Inutile negarlo: l'energia elettrica, l'informazione, l'universo mediatico sono oggi l'unica fonte di vita, anzi, pare che siano le uniche cose che permettano al mondo di esistere. Senza questi elementi imprescindibili e fondanti della società odierna il mondo non è più in grado di 'essere'. Il blackout portato sul grande schermo da Brad Anderson non è altro che la manifestazione tangibile di come la razza umana sia arrivata ad un punto di non ritorno, sprofondata nel regno delle ombre. Cosa rimane di noi se tutto questo mondo legato all'immagine e alla comunicazione viene a mancare? Nulla.

A metà tra Fog di John Carpenter e E venne il giorno di M. Night Shyamalan, il film racconta il male senza raffigurarlo, ci racconta un 'cattivo' che non ha volto né forma ma si muove nell'aria, impalpabile e invisibile. Ci spaventa con un nemico che rende ciechi i suoi avversari e verso il quale essi rivolgono lo sguardo cercando di scrutare qualcosa che non vuole essere scrutato, venendo risucchiati per questa 'insana' irrefrenabile curiosità. Un buio, quello di Vanishing on 7th street, che inghiotte ogni vita e ogni storia senza spargere una sola goccia di sangue ma lasciando dietro di sé solo tracce di vita, un'asfissiante assenza e tante domande.

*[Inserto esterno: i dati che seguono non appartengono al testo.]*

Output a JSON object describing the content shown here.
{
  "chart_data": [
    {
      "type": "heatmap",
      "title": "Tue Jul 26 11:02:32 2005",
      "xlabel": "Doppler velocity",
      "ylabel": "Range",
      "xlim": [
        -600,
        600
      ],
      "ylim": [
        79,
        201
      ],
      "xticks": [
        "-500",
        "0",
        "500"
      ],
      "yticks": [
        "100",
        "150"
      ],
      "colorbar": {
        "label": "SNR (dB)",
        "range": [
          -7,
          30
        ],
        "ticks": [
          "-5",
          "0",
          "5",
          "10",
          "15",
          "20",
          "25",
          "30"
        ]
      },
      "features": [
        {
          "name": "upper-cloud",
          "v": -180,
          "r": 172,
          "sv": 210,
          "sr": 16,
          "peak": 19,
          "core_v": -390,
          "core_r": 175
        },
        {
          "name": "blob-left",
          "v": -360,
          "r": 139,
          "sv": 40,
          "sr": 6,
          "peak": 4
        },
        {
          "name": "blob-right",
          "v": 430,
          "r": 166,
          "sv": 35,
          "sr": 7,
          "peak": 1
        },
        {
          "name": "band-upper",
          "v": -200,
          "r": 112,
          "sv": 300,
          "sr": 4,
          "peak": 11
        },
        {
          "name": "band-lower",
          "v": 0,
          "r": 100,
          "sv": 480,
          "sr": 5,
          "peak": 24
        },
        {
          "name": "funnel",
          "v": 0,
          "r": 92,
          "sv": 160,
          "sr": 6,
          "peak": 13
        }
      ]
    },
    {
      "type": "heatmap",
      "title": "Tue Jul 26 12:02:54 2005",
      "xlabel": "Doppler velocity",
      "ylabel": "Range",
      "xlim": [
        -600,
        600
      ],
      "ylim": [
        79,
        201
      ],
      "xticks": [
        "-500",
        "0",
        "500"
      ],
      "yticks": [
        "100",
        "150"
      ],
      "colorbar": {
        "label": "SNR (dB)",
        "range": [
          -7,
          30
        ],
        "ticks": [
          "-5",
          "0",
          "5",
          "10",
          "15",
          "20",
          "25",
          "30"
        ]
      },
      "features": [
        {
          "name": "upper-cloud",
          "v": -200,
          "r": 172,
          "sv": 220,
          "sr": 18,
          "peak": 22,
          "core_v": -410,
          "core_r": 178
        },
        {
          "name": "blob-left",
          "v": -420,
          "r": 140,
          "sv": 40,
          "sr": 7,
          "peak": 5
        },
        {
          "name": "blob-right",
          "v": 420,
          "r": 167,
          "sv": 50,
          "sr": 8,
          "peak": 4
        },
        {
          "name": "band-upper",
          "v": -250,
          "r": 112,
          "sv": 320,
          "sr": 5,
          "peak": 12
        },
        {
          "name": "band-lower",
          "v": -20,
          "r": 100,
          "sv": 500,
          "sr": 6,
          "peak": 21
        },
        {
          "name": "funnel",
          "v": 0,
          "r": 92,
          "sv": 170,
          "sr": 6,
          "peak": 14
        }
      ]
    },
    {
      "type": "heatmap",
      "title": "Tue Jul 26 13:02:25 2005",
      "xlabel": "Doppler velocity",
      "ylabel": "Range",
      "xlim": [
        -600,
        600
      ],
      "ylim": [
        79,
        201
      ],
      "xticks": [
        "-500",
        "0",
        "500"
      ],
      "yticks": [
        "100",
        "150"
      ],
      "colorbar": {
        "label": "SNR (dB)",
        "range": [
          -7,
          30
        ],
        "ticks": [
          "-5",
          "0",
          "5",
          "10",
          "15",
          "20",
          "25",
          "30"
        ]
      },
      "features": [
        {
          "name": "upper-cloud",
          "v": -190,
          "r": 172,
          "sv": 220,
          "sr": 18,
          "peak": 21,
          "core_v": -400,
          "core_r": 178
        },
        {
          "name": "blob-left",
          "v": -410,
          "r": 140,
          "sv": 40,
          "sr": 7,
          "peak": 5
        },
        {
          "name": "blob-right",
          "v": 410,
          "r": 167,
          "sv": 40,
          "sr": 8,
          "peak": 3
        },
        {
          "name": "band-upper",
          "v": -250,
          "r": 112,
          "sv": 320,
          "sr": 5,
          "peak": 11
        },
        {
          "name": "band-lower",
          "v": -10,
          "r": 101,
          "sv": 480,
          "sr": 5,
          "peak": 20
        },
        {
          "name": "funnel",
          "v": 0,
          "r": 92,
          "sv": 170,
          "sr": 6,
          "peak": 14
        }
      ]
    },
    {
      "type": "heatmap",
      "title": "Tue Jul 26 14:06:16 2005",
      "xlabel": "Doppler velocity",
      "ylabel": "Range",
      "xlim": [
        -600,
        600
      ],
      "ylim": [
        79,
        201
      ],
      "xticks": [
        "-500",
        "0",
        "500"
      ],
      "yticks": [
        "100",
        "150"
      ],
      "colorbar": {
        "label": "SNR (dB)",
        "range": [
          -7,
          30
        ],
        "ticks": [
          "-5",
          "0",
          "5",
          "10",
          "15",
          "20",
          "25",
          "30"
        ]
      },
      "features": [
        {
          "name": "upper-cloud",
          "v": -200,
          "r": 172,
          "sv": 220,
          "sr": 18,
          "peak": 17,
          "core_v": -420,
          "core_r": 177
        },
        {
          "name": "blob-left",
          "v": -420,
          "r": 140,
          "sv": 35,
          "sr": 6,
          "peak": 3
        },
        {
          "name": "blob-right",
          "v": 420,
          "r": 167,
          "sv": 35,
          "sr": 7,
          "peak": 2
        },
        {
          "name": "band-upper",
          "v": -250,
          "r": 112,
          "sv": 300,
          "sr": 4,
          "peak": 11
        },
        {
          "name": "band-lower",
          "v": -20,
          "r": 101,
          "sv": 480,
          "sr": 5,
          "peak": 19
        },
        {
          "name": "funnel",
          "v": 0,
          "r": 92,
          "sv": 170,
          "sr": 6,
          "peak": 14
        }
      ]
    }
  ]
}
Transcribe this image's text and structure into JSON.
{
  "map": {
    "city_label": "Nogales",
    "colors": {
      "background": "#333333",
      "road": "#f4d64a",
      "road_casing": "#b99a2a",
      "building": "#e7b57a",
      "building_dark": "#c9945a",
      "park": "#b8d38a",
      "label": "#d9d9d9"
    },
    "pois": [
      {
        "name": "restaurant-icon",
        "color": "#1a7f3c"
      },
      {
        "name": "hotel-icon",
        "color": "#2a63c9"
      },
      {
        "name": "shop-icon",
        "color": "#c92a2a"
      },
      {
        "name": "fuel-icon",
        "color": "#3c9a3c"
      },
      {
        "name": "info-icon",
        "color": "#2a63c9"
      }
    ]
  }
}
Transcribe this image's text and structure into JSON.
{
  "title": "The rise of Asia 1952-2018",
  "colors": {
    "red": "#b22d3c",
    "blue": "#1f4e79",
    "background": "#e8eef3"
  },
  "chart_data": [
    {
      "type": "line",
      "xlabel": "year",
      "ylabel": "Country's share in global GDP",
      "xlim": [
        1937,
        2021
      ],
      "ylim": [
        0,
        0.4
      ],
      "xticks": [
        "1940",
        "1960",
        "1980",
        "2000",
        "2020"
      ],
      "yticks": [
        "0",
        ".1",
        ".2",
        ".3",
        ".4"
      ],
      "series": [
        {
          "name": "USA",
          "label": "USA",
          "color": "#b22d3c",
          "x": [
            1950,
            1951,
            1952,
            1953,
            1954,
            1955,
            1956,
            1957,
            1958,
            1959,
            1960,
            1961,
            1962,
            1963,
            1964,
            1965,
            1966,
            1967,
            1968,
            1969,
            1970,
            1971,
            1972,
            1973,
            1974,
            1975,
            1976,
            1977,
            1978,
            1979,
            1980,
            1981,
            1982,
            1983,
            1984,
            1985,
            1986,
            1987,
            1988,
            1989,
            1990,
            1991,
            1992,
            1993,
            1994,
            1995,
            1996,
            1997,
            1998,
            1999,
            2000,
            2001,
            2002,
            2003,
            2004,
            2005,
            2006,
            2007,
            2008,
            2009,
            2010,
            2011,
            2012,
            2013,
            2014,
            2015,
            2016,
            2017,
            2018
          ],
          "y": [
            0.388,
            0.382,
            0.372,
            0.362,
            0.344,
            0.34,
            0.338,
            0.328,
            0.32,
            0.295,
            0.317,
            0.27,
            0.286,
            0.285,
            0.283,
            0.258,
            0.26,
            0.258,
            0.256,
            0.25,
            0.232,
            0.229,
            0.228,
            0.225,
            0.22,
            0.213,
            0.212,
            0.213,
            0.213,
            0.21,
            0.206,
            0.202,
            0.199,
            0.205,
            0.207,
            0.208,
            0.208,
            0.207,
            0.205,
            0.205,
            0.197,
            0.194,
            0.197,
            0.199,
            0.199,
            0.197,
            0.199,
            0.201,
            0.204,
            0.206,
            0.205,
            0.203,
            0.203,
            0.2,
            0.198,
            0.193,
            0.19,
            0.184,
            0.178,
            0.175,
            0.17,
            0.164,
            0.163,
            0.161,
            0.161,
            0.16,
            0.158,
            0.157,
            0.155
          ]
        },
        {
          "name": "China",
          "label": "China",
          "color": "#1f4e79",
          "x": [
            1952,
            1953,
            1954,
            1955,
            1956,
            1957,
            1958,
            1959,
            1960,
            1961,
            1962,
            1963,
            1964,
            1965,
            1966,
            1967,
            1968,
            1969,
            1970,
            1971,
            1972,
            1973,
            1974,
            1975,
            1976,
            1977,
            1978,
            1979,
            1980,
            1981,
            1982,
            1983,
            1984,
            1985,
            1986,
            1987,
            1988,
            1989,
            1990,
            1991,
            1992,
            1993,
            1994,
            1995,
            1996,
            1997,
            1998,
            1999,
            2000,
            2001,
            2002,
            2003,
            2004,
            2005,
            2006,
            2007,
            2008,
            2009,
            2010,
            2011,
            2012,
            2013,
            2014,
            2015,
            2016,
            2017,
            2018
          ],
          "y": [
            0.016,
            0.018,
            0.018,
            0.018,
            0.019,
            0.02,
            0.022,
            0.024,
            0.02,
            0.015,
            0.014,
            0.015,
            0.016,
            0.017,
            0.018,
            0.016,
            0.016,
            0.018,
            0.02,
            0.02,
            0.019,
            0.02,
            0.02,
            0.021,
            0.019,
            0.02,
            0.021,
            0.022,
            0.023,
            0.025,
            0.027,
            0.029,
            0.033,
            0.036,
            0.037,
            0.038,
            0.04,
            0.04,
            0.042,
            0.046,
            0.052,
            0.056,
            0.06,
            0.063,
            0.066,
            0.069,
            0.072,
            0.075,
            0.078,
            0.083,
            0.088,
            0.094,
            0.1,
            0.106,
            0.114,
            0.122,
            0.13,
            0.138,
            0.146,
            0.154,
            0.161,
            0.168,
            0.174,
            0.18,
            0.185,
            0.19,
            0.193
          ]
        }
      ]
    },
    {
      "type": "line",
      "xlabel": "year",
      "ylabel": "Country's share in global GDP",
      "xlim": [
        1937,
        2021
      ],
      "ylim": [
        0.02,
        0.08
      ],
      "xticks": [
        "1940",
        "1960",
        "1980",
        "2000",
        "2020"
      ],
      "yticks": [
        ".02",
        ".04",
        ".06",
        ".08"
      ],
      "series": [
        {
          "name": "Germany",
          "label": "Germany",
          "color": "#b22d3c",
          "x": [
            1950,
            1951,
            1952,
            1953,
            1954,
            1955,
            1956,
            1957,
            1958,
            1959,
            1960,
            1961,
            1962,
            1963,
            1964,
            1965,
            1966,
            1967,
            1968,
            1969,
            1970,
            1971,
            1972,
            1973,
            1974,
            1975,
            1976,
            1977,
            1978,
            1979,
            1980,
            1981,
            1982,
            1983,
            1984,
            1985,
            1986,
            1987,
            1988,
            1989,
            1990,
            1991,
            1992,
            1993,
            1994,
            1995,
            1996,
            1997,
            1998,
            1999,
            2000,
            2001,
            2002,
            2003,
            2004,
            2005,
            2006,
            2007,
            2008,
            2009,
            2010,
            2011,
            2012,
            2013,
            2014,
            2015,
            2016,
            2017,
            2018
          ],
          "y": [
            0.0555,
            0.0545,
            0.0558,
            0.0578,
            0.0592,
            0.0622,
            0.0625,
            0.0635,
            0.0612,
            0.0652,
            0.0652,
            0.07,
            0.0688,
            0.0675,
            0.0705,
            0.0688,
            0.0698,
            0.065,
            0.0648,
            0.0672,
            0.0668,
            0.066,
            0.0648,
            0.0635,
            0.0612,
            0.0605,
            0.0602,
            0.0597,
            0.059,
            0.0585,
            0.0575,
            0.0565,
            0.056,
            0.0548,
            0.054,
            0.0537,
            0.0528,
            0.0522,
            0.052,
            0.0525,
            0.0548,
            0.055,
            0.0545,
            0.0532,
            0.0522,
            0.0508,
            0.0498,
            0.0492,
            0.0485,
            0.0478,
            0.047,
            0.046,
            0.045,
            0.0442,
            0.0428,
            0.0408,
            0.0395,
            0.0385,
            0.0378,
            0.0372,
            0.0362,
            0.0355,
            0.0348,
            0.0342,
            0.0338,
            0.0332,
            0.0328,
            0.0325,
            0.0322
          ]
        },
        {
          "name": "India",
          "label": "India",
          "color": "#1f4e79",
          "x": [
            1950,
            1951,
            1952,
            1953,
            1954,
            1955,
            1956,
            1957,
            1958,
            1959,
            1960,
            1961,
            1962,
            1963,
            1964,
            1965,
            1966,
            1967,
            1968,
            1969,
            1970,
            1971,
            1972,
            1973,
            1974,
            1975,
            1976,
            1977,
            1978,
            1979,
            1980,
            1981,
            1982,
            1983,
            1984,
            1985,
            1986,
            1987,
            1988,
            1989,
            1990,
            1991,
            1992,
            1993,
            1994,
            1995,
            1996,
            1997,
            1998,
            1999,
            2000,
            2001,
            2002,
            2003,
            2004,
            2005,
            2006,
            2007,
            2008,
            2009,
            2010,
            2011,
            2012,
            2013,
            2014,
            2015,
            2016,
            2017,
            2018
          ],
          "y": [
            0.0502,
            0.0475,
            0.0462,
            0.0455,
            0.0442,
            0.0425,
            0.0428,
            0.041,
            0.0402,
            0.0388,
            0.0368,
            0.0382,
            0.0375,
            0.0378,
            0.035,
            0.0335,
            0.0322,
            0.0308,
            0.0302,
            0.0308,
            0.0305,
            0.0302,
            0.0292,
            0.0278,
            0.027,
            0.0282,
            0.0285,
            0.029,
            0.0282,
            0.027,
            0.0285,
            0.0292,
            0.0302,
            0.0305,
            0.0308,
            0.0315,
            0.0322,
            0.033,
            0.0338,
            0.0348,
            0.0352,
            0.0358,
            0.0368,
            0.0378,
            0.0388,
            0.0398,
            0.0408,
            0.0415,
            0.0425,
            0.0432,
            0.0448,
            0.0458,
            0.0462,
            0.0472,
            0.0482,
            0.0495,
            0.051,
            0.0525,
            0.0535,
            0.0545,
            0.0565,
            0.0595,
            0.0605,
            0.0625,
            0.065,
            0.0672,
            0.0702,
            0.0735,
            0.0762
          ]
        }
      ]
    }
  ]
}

La narrazione è ridotta ai minimi termini come i personaggi, volutamente privi di spessore e spesso talmente sopra le righe da essere persino ridicoli. Tante le citazioni di un cinema ormai passato ma che ha terrorizzato intere generazioni raccontando il consumismo, le paure più ancestrali, l'alienazione dell'individuo e la paura dell'ignoto, dai morti viventi di George Romero alle 'nebbie' di Carpenter, passando per il diabolico Rosemary's Baby - nastro rosso a New York di Polanski e balzando avanti e indietro sfiorando Io sono leggenda e allo stesso modo l'espressionismo tedesco delle ombre.
Un barlume di speranza c'è ed è per i bambini e per gli animali, esseri viventi che se ne fregano dell'immagine e dell'apparire, gli unici ai quali Anderson affida la ricostruzione di un mondo che sta andando verso lo spegnimento totale.

Inizio d'effetto, alta tensione, poi viene fuori il lato filosofico e straordinariamente profondo di un film horror-thriller in pieno stile Shyamalan, in cui nulla è esplicito, se non la paura, il buio e il senso di smarrimento. Un thriller low-budget che solo apparentemente perde il filo durante il racconto ma che in realtà è costruito su un'idea dannatamente affascinante e realizzato con uno stile sporco tipico degli horror anni '70-'80 che unito all'innegabile talento visivo del regista regala un intrattenimento imperdibile, non senza difetti di forma, dedicato a chi prova a guardare un po' più lontano dei venti metri che separano gli occhi dal grande schermo cinematografico.